I don't mean real snow. We do live in Scotland, but it's not as cold as that. I am talking about (guess) the Polish vocabulary that I shovel in great clouds into my brain, mostly through my eyeballs. The initial excitement of learning new Polish words, akin to that of a child perceiving the first snowflakes of winter, gives way to disappointment upon discovering that the words, like snowflakes on an as-yet-too-warm pavement, aren't sticking.
The way to make words stick, according to contemporary research, is through spaced self-testing, so I have been giving that a go. Meanwhile, five years of accumulated work--not that I was very systematic for the first two or three years, God wot--seem to have prepared the ground. Yesterday life handed me a pop quiz, and I passed it with honours.

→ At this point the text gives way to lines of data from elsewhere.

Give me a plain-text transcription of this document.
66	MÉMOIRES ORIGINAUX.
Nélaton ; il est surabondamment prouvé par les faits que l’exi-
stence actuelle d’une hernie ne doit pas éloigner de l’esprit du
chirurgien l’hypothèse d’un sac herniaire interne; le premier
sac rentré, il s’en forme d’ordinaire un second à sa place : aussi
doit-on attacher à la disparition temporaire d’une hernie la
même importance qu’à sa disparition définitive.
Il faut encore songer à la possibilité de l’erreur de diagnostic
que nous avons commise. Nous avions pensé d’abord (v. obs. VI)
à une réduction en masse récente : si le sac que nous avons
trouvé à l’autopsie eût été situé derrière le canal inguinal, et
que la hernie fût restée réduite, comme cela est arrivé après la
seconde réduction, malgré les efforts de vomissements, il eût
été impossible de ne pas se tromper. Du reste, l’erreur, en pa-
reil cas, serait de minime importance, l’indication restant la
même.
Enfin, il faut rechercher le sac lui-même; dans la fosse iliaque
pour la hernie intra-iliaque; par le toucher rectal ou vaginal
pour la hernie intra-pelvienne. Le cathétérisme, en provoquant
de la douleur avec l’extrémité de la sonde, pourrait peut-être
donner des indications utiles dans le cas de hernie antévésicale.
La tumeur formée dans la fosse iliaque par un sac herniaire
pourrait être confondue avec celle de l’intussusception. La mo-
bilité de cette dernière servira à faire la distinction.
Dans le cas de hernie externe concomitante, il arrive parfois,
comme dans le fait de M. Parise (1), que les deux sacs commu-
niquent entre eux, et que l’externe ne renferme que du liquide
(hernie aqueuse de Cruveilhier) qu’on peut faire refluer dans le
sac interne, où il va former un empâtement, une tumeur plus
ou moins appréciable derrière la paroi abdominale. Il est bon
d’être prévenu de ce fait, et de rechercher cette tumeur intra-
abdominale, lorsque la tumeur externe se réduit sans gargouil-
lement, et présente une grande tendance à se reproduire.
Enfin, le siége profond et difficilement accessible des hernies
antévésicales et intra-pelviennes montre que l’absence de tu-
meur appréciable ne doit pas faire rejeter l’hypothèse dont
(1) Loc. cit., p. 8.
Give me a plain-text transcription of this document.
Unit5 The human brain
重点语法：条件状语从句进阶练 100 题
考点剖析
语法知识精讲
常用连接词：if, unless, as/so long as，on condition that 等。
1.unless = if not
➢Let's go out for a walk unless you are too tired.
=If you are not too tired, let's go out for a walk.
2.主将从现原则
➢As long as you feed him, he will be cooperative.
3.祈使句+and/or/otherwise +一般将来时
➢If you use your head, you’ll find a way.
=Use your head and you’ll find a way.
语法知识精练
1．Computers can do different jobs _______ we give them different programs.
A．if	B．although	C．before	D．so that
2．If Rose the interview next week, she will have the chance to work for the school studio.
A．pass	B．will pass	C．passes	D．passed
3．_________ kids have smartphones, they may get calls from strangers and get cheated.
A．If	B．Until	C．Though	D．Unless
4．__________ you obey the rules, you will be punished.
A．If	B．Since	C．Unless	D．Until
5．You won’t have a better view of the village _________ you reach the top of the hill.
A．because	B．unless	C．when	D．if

In short, I was prevented from checking a Polish tourist guide out of the library by the Machine, which told me to see a human. I found a human, and she scanned the book into her computer. The computer said that the book was "in transit", but while looking over the librarian's shoulder, I saw that it was describing an entirely different book. Whereas the book we were investigating is called Polska by Roman Marcinek, the computer thought it was called Lwów by Roman Marcinek. I pointed this out, so off we went to the Chief Wizard Librarian to see what was going on.
The CWL scanned the book into his computer, and I translated the description of the book the computer showed, which was clearly not about Poland but the beautiful city of Lviv which is no longer inside the Polish map. The CWL, dealing with barcodes, determined that that fault was with the ISBN number, and had nothing to do with the Machine's belief that the book was in transit. He cleared up the latter problem though some librarian magic, and now I have Polska to hand, whatever the ISBN number thinks.
In case I have lost you, the point is that I could read a random text about a Polish tour guide. Okay, it muddified the fuzzification (as the great Allan Fotheringham would say). However, it showed that the snow is sticking, and once I am done memorizing all the vocabulary to Baltic, pies który płynał na krze", I will begin learning all unfamiliar words from the "Warszawa" section of Polska by Roman Marcinek.
In sad news, a Pole has actually been murdered--indeed, beaten to death--in Harlow, Essex, England by a gang of teenagers--boys and girls--just for speaking Polish on the street. Unfortunately, this is all too believable, not only because of anti-Polish sentiment to be found in the UK, but because of the moral degeneracy to be found among some British youngsters, both in history (one thinks of the razor gangs of the 1930s) and today.
P.S. I reshelved a Polish-language book whose title had obviously been mistaken for the name of the author. As much as librarians hate people doing this, I think in this circumstance it was a Good Deed. The book is called Czarny Krab, and its author is Jerker Virdborg, so I do see the shelver's dilemma.